Im Jahr 1985 sollte das Theaterstück Der Müll, die Stadt und der Tod von Rainer Werner Fassbinder im Frankfurter Schauspielhaus aufgeführt werden. Gegen die Aufführung formierte sich massiver Widerstand aus der Jüdischen Gemeinde Frankfurt am Main. Der Vorwurf des Antisemitismus wurde erhoben und die Auseinandersetzung gipfelte in einer Besetzung der Premierenbühne. Die Besetzer – unter ihnen Ignatz Bubis und Michel Friedmann – entfalteten ein Transparent mit der Aufschrift „subventionierter Antisemitismus“. Auf der Bühne gab es lange Diskussionen und der Premierenabend endete ohne Aufführung. Auch in den folgenden Wochen blieb der moralische, politische und gesellschaftliche Druck immens und weitere Aufführungsversuche scheiterten abermals am Widerstand jüdischer BürgerInnen. Schließlich setzte der damalige Intendant Gunther Rühle das Stück ab.

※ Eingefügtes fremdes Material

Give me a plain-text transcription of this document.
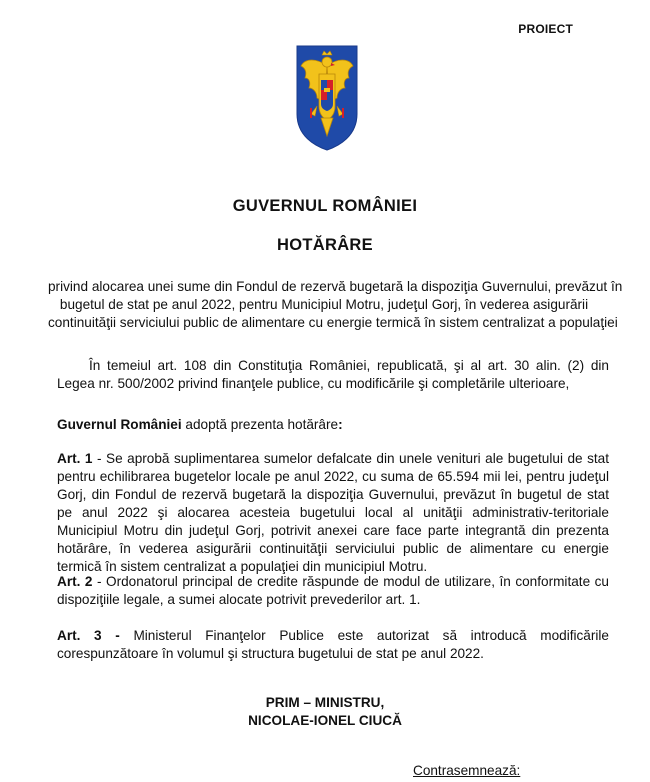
PROIECT
GUVERNUL ROMÂNIEI
HOTĂRÂRE
privind alocarea unei sume din Fondul de rezervă bugetară la dispoziţia Guvernului, prevăzut în
bugetul de stat pe anul 2022, pentru Municipiul Motru, judeţul Gorj, în vederea asigurării
continuităţii serviciului public de alimentare cu energie termică în sistem centralizat a populaţiei
În temeiul art. 108 din Constituţia României, republicată, şi al art. 30 alin. (2) din Legea nr. 500/2002 privind finanţele publice, cu modificările şi completările ulterioare,
Guvernul României adoptă prezenta hotărâre:
Art. 1 - Se aprobă suplimentarea sumelor defalcate din unele venituri ale bugetului de stat pentru echilibrarea bugetelor locale pe anul 2022, cu suma de 65.594 mii lei, pentru judeţul Gorj, din Fondul de rezervă bugetară la dispoziţia Guvernului, prevăzut în bugetul de stat pe anul 2022 şi alocarea acesteia bugetului local al unităţii administrativ-teritoriale Municipiul Motru din judeţul Gorj, potrivit anexei care face parte integrantă din prezenta hotărâre, în vederea asigurării continuităţii serviciului public de alimentare cu energie termică în sistem centralizat a populaţiei din municipiul Motru.
Art. 2 - Ordonatorul principal de credite răspunde de modul de utilizare, în conformitate cu dispoziţiile legale, a sumei alocate potrivit prevederilor art. 1.
Art. 3 - Ministerul Finanţelor Publice este autorizat să introducă modificările corespunzătoare în volumul şi structura bugetului de stat pe anul 2022.
PRIM – MINISTRU,
NICOLAE-IONEL CIUCĂ
Contrasemnează:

Stellen wir uns nun kurz vor, das Bild im Städel hieße nicht „Ziegeln-----“, sondern „Ziegeljude“. Anstelle der dunkelhäutigen Figur wäre eine hellhäutiger und buckeliger Mensch zu sehen. Er hätte einen Bart, eine große Nase und bösartig funkelnde Augen. Auch auf sein Gesicht würde ein Ziegelstein zufliegen. Damit die Sache klar ist, hätte der Künstler einen Davidstern in die grüne Ampel gemalt.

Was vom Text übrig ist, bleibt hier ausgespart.